Im, C.

The generalizability of general-population GWAS hits in childhood cancer survivors: An examination of complex anthropometric and cardiometabolic phenotypes in the St. Jude Lifetime Cohort Study (SJLIFE) and the Childhood Cancer Survivor Study (CCSS)
Im, C., Wang, Z., Qin, N., Qiu, W., Howell, C.R., Sapkota, Y., Moon, W., Chemaitilly, W., Gibson, T.M., Mulrooney, D.A., Ness, K.K., Wilson, C.L., Zhang, J., Armstrong, G.T., Bhatia, S., Hudson, M.H., Robison, L.L., Yasui, Y.

Large-scale (N>10,000) meta-analyses of genome-wide association studies (meta-GWAS) have identified robust associations (P<5x10-8) between single nucleotide polymorphisms (SNPs) and many complex traits/diseases (i.e., "meta-GWAS hits"). With mounting interest in translating established meta-GWAS hits in diverse clinical/research settings, evaluating their generalizability in target populations is crucial. Childhood cancer survivors differ from "general population" GWAS mega-cohorts: survivors are at greater risk for serious health conditions earlier in life, in part due to exposures to treatments. Here we evaluate the generalizability of 1,376 robust meta-GWAS hits for 12 anthropometric/cardiometabolic phenotypes in long-term (≥5-year) survivors.

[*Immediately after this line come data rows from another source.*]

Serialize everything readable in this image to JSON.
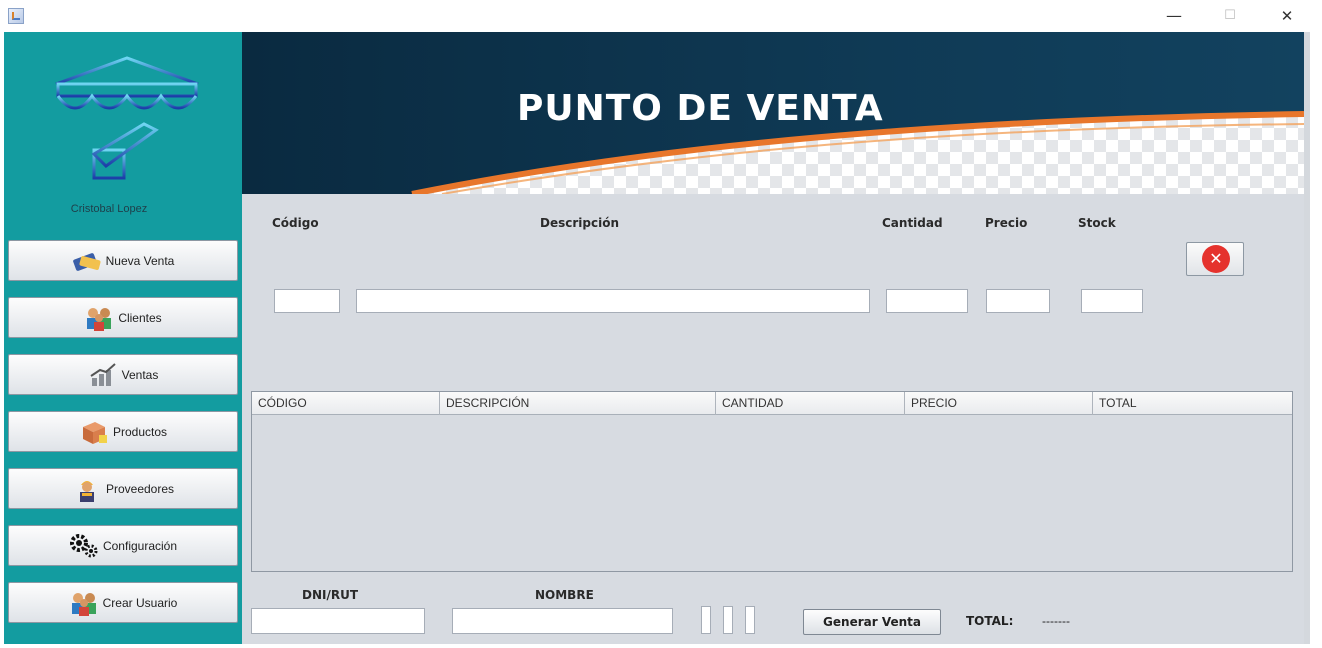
{
  "window": {
    "minimize": "—",
    "maximize": "☐",
    "close": "✕"
  },
  "sidebar": {
    "user_name": "Cristobal Lopez",
    "items": [
      {
        "label": "Nueva Venta",
        "icon": "cash-card-icon"
      },
      {
        "label": "Clientes",
        "icon": "people-group-icon"
      },
      {
        "label": "Ventas",
        "icon": "sales-chart-icon"
      },
      {
        "label": "Productos",
        "icon": "box-icon"
      },
      {
        "label": "Proveedores",
        "icon": "worker-icon"
      },
      {
        "label": "Configuración",
        "icon": "gears-icon"
      },
      {
        "label": "Crear Usuario",
        "icon": "people-group-icon"
      }
    ]
  },
  "banner": {
    "title": "PUNTO DE VENTA"
  },
  "form": {
    "codigo": "Código",
    "descripcion": "Descripción",
    "cantidad": "Cantidad",
    "precio": "Precio",
    "stock": "Stock",
    "values": {
      "codigo": "",
      "descripcion": "",
      "cantidad": "",
      "precio": "",
      "stock": ""
    }
  },
  "table": {
    "columns": [
      "CÓDIGO",
      "DESCRIPCIÓN",
      "CANTIDAD",
      "PRECIO",
      "TOTAL"
    ],
    "rows": []
  },
  "footer": {
    "dni_label": "DNI/RUT",
    "nombre_label": "NOMBRE",
    "dni_value": "",
    "nombre_value": "",
    "generate_label": "Generar Venta",
    "total_label": "TOTAL:",
    "total_value": "-------"
  },
  "colors": {
    "sidebar": "#139ca0",
    "banner_dark": "#0e2d45",
    "banner_accent": "#e8762b",
    "background": "#d7dbe1",
    "delete_red": "#e5322d"
  }
}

We compiled meta-GWAS hits from 46 studies (published before 11/20/2017). We used linear/logistic regression models to replicate meta-GWAS hits in St. Jude Lifetime Cohort Study (SJLIFE) survivors (N=2,231), followed by a secondary analysis of five comparable phenotypes in Childhood Cancer Survivor Study (CCSS) survivors (N=4,212). With replication power estimates, we tested whether observed replication frequencies were greater/less than expected using Poisson generalized estimating equations. Experimental DNA methylation data for genomic sites linked to meta-GWAS SNPs were assessed for associations with chemotherapies and radiotherapies in 236 SJLIFE survivors.

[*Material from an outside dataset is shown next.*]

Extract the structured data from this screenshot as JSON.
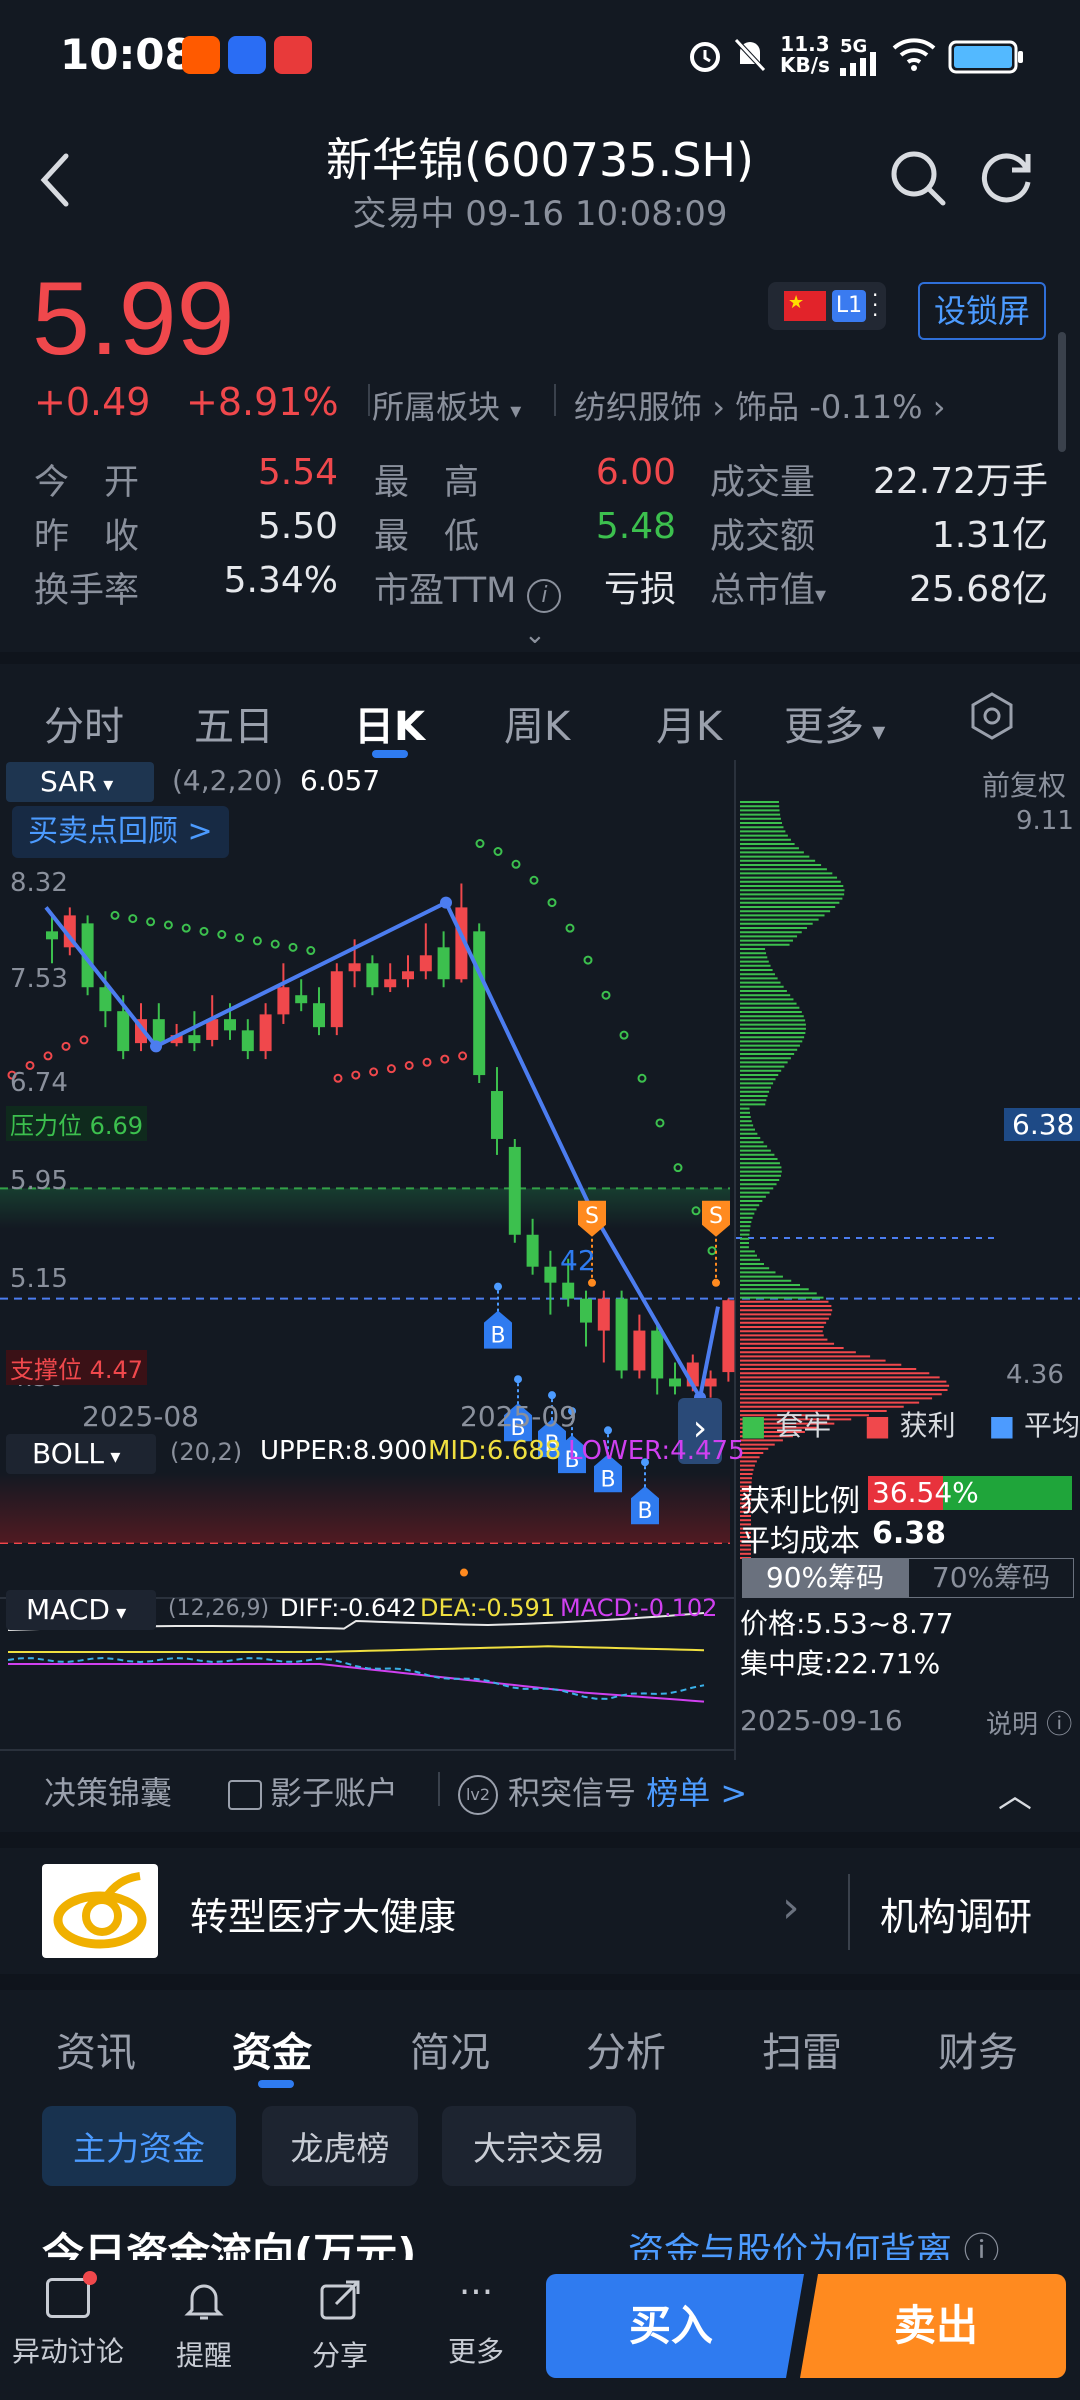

In SJLIFE, we anticipated to replicate ~279 meta-GWAS hits. We observed a median replication rate of 13.2% (IQR=11.4-20.2%) and significantly fewer replications than expected overall (observed-to-expected ratio=0.68, P=2.4x10-9). Stronger replication depletions relative to expected were seen across all five comparable phenotypes in CCSS (observed-to-expected ratio=0.53, P=1.1x10-16). Greater meta-GWAS hit replication depletions were seen in survivors exposed to cancer therapies when treatments had larger contributions to phenotype variation. Using complementary DNA methylation data, we discovered treatment-methylation patterns at genomic sites linked to GWAS hits may disrupt established genetic signals in survivors.

Because of strong associations between treatments and cardiometabolic phenotypes, not all general-population meta-GWAS hits apply in survivors. Treatment-induced epigenetic alterations are a potential explanation for observed replication depletions in survivors.